In a seven year study of 121 CEOs they found that highly principled CEOs—Virtuoso CEOs—achieved nearly five times the return on assets that leaders whose character scores were the lowest—Self-Focused CEOs—in the study. Also encouraging is the fact that people demonstrate character through habitual behaviors and therefore anyone can learn habits of good character an unlearn habits of poor character.
Character is defined in this study as ‘an individual’s unique combination of internalized beliefs and moral habits that motivate and shape how that individual relates to others.’ Our character is what we believe. Despite what we say. Our leadership is what we what we do for (or to) others as a result of what we believe.
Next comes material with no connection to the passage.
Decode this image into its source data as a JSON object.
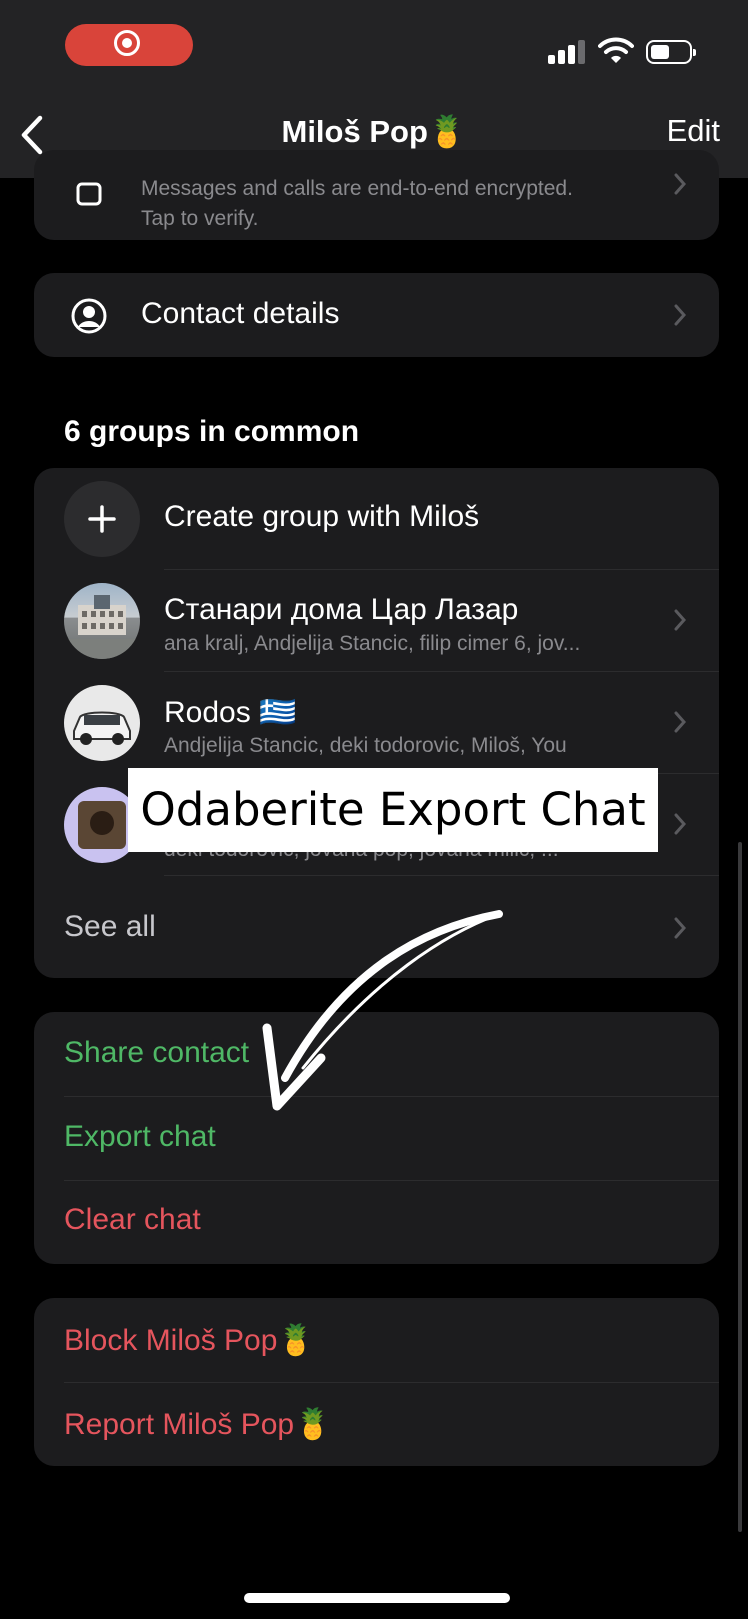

To assess character traits Kiel defined four keystone characters traits that supported that definition: integrity (telling the truth, acting consistently), responsibility (admitting mistakes, concern for common good), forgiveness (letting go of mistakes of others and ourselves, focusing on what’s right) and compassion(empathizing with and empowering others, caring for others, committed to others’ development).
Not surprisingly, self-awareness is a key issue in character development. The Virtuoso leaders rated themselves quite accurately. However, the Self-Focused leaders rated themselves as high as the Virtuoso leaders. Clearly, we have issues seeing ourselves as we are.”